Six months after their wedding, her husband brought home another woman. They had just been married in another town, he said, in a wedding officiated by another priest. The new bride was much younger, and prettier. And so Emerlita, wife number one, was demoted to the rank of concubine and cook.

The days that followed became unbearable for Emerlita. Her husband criticized her cooking, and beat her with a rattan pole. It was true that Emerlita had not learned to love her husband, but she could have. The problem was that their marriage had started on the wrong foot. He hurt her on the first night. How then would she love him? It was not true that Emerlita could not learn how to cook European dish. The man was a constant complainer, who even criticized his mother’s cooking.

Her husband kicked her on the shin. The other woman also joined in the fray. To top it all, she poured on the kneeling woman the bowl of “unpalatable” dish. They both laughed at her. When Emerlita ran toward the kitchen, they chased her, for they meant to inflict more harm.

She was crying. And with a knife in hand, she turned at them.

Because the judge of the town was also her husband’s relative, the case against Emerlita was tried with dispatch. She had killed her husband’s other woman, and she had almost killed him too. After a month in the town jail, she was brought to Women’s Correctional. Six months later, she was transported to Davao Penal Colony.

A jail guard took pity of Emerlita and allowed her to escape. He also gave her some money. Soon Emerlita found her way to Panay, to an island you could not even find in an old map.

That’s where an American preacher found her also. He taught her the gospel, which spoke of God’s great love for sinful men and women, and of Jesus, whose death on the cross paid for her sins and the sins of all mankind.

Some things troubled Emerlita and she made no secret of it to the American preacher. If she would be truly repentant of her sins, does that mean she should return to her first husband whom she almost killed? Does that mean she should leave the man she is now living with? Does that mean she should give up herself to the police?

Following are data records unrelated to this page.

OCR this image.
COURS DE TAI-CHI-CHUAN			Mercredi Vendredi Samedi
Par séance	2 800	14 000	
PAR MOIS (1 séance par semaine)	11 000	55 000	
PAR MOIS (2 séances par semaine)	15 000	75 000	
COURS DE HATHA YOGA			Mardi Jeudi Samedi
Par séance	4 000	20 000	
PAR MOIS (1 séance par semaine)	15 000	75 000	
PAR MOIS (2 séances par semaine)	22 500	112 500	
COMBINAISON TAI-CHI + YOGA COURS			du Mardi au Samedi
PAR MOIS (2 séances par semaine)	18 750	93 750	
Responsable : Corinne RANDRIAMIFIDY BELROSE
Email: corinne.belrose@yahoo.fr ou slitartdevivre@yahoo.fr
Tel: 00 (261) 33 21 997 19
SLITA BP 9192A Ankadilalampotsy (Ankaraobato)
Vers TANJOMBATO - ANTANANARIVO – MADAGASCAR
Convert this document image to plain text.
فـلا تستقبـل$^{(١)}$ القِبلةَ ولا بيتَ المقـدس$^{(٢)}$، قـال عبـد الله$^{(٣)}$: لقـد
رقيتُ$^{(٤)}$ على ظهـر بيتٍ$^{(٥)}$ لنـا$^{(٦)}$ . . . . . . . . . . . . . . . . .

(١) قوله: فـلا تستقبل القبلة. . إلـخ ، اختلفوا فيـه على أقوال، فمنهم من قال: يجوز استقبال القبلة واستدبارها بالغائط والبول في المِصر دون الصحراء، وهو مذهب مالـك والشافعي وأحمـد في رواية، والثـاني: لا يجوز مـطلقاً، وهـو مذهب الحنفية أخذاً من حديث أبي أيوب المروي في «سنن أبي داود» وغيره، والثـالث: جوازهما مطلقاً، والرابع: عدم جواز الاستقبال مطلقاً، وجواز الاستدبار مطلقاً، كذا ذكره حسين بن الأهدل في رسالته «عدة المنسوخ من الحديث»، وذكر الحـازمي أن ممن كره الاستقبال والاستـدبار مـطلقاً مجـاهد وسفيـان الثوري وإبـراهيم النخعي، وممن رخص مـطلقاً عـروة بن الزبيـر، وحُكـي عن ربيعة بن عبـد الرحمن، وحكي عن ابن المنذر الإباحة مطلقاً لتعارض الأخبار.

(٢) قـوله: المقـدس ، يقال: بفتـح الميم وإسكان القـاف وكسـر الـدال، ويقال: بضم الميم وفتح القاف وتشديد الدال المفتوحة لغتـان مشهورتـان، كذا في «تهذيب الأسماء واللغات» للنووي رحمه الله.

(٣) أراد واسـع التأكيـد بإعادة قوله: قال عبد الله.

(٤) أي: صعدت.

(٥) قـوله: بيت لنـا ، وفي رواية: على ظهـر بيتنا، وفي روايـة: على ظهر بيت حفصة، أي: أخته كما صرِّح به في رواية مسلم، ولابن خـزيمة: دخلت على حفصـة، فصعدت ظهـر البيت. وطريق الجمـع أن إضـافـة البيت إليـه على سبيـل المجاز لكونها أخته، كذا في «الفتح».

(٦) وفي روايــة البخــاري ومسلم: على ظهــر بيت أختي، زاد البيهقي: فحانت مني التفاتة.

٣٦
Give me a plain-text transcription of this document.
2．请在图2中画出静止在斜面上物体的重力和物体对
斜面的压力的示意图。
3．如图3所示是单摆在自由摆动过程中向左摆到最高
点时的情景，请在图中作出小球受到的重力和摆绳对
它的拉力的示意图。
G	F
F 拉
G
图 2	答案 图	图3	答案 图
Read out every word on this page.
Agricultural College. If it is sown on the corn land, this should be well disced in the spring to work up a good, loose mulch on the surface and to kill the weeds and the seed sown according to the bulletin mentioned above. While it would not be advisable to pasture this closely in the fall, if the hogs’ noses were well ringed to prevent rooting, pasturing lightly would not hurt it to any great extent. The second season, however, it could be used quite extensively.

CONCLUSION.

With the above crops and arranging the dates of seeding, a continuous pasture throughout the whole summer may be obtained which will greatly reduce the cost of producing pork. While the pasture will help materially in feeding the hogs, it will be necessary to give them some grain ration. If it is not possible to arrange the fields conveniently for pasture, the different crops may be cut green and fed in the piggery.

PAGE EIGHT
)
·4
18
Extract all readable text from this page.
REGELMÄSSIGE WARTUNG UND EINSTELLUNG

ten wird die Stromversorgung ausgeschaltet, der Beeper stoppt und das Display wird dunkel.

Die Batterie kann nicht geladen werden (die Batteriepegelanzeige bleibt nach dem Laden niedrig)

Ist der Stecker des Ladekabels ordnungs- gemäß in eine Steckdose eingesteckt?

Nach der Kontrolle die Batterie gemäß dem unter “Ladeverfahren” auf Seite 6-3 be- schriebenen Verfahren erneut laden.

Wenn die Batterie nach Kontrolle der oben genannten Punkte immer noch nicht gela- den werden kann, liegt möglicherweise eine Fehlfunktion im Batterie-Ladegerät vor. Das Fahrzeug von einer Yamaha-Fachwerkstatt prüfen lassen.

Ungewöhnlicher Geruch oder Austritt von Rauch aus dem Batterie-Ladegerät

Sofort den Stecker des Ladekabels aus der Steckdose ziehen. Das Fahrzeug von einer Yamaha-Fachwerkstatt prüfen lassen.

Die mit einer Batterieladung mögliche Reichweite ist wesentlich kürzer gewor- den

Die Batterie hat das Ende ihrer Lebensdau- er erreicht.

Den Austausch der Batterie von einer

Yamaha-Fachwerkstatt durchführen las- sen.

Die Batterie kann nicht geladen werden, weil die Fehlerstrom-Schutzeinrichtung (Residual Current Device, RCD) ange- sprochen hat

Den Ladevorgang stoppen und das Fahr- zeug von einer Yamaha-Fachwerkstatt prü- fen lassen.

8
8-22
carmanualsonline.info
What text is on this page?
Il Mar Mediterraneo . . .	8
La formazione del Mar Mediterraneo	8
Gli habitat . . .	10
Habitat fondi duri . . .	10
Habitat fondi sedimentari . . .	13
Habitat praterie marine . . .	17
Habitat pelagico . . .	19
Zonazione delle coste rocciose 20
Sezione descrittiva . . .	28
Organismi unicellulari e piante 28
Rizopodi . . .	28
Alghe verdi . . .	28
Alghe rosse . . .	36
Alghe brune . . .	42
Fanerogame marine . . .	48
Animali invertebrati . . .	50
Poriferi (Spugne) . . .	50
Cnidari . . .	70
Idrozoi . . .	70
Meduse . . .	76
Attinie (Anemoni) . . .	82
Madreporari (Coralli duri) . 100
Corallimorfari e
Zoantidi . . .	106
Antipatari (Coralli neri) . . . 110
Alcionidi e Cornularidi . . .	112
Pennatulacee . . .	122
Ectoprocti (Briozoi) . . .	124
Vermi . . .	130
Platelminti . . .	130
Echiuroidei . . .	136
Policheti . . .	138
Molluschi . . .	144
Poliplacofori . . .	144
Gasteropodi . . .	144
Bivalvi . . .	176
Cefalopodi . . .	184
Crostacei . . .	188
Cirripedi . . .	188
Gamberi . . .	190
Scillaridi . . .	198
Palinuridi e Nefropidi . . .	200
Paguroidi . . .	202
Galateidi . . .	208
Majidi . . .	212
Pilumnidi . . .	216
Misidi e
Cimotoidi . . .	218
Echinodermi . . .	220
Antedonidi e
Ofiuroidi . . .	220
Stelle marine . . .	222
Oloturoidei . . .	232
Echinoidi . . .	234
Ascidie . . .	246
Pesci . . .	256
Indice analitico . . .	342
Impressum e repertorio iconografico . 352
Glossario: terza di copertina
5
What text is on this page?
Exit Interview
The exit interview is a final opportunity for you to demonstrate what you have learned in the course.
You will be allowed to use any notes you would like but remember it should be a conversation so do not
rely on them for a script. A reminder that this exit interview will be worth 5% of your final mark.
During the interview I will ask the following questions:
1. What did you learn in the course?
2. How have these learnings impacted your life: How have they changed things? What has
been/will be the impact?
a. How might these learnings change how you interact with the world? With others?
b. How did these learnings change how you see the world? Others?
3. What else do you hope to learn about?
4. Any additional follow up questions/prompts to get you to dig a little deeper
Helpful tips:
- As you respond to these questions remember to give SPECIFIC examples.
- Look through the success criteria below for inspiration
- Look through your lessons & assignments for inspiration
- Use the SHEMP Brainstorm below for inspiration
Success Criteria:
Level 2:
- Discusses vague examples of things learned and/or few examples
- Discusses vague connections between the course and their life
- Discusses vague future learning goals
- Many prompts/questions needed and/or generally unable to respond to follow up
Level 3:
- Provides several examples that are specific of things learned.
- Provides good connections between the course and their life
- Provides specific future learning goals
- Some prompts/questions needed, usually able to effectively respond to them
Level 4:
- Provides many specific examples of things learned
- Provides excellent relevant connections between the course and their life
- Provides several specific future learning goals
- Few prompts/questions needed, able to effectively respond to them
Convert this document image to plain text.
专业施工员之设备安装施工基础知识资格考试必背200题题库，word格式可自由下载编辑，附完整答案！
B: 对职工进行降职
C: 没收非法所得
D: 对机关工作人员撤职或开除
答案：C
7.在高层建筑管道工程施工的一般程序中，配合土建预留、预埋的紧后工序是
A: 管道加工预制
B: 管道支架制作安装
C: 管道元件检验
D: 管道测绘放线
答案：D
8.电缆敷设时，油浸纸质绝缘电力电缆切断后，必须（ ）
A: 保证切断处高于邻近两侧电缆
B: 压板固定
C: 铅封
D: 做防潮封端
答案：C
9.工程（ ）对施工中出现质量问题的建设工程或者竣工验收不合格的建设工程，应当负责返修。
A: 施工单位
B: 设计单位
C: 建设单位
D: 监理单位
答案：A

We five field workers, sent by our Bible college, arrived in the island a year later. We found a church that had already been worshipping in the house of Emerlita. When their number increased, they decided to put up a hut that could serve as their meeting place. We served as their nurturers during the four months that we stayed in the island.

God used me too as an instrument to teach Emerlita’s husband. The man however insisted that he would not submit himself to baptism unless he himself read from the Bible what God wants him to do. Because he was not educated (he had not gone to school), I had to teach him how to read. Three months later, I baptized him.

Concerning Emerlita and her husband’s status as believers and members of the Lord’s church, I confess I still have some questions till this day. I guess we — that is, I and my co-field workers and the American preacher who first sowed the seed of the Word in the island– had played ourselves into the hands of Providence. We acted and moved according to the response of faith by the men whom we had taught. We did not know their hearts; only God did. I cannot judge them. The Lord who will judge all of us is also the Lord who knows the hearts of all of us. I am really sure that He will judge righteously. Should you find these people in the heavenly mansions, don’t be surprised at all. I love them, and wish all the best for them, including a home in the eternal beyond.

The latest news I have heard is that the number of disciples in the island has multiplied. They all have been influenced by Emerlita and her husband. One other young man, a nephew of Emerlita, whom I had also baptized, now preaches to this congregation. He is an engineer, I heard, and had earned much by working abroad. Not only has he supported the church by teaching them, he also has built them a nice chapel.

This story is true to every detail, except that I have changed the names of the people involved in order to protect their privacy. Of their lives and their state before God, we can’t be the judge.

One Response

  1. A real heartwarming love story!!! Jesus died for Ermilita and her husband too.